Press

How Do Athletes’ Brains Control Their Movements?

There was no indication that anything unusual was taking place on an early Saturday morning in August at the Hilton Garden Inn, of Avondale, Ariz., other than the piece of loose-leaf paper taped to the wall by the elevator bank. On it was scribbled in black Sharpie: DECERVO TESTING ROOM 307. The room number was underlined. The tone was “no trespassing.” Still, the housekeeper knocked on the door of Room 307 at 8:15 with an armful of fresh towels.

No one answered, so she used her key to enter. When she did, she did a double take. The furniture in the dumbbell-shaped suite had been rearranged completely. The beds were still made and the blinds were drawn. Two scrawny, acne-pocked Latino teenagers in T-shirts and sandals were seated at matching desks on opposite sides of the room staring unblinking at laptop screens. Both wore a sort of thin metallic hairnet, with wires snaking down the back of their necks. A pile of plastic syringes and two padded briefcases lay scattered on the floor. The only sound came from soft, intermittent taps on the laptop keyboards. Neither of the teenagers looked up to see the housekeeper quickly drop the towels off and go.

In the everlasting war for even the slightest competitive advantage in Major League Baseball, the battlefields have come to look a lot different from the playing fields. “Moneyball” changed things. Once the data-driven revolution started, it became difficult to contain, until every team started using advanced analytics to discover new players or rediscover old ones. Then the battle had to be moved someplace else. Those teams that were late to that data revolution had a chance to get ahead in this one. This data revolution required a new type of radar gun, one that could measure in milliseconds.

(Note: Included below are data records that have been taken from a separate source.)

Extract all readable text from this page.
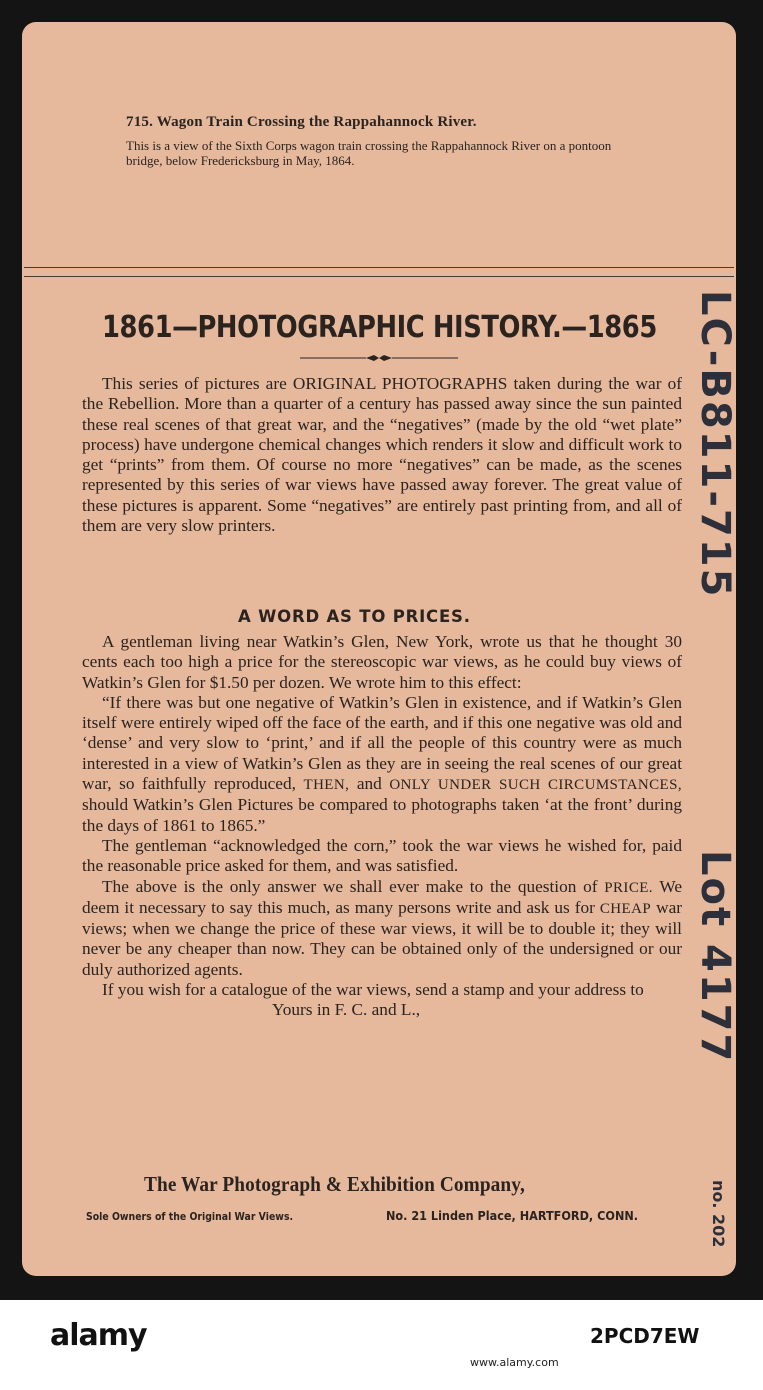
715. Wagon Train Crossing the Rappahannock River.
This is a view of the Sixth Corps wagon train crossing the Rappahannock River on a pontoon bridge, below Fredericksburg in May, 1864.
1861—PHOTOGRAPHIC HISTORY.—1865

This series of pictures are ORIGINAL PHOTOGRAPHS taken during the war of the Rebellion. More than a quarter of a century has passed away since the sun painted these real scenes of that great war, and the “negatives” (made by the old “wet plate” process) have undergone chemical changes which renders it slow and difficult work to get “prints” from them. Of course no more “negatives” can be made, as the scenes represented by this series of war views have passed away forever. The great value of these pictures is apparent. Some “negatives” are entirely past printing from, and all of them are very slow printers.

A WORD AS TO PRICES.

A gentleman living near Watkin’s Glen, New York, wrote us that he thought 30 cents each too high a price for the stereoscopic war views, as he could buy views of Watkin’s Glen for $1.50 per dozen. We wrote him to this effect:

“If there was but one negative of Watkin’s Glen in existence, and if Watkin’s Glen itself were entirely wiped off the face of the earth, and if this one negative was old and ‘dense’ and very slow to ‘print,’ and if all the people of this country were as much interested in a view of Watkin’s Glen as they are in seeing the real scenes of our great war, so faithfully reproduced, THEN, and ONLY UNDER SUCH CIRCUMSTANCES, should Watkin’s Glen Pictures be compared to photographs taken ‘at the front’ during the days of 1861 to 1865.”

The gentleman “acknowledged the corn,” took the war views he wished for, paid the reasonable price asked for them, and was satisfied.

The above is the only answer we shall ever make to the question of PRICE. We deem it necessary to say this much, as many persons write and ask us for CHEAP war views; when we change the price of these war views, it will be to double it; they will never be any cheaper than now. They can be obtained only of the undersigned or our duly authorized agents.

If you wish for a catalogue of the war views, send a stamp and your address to

Yours in F. C. and L.,

The War Photograph & Exhibition Company,
Sole Owners of the Original War Views.	No. 21 Linden Place, HARTFORD, CONN.
LC-B811-715
Lot 4177
no. 202
alamy	2PCD7EW
www.alamy.com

At 8:25, there was another knock at the door of Room 307. A third baby-faced teenager appeared: Manny, a shortstop, wearing a gray T-shirt and sandals, his eyes puffy and reddened. The boys, they were really just boys, had played in a doubleheader the day before, in the searing Sonoran heat, as the playoffs neared. This being a rookie league team, below Single-A, even below Low-Single-A, every player had recently been drafted or acquired from overseas.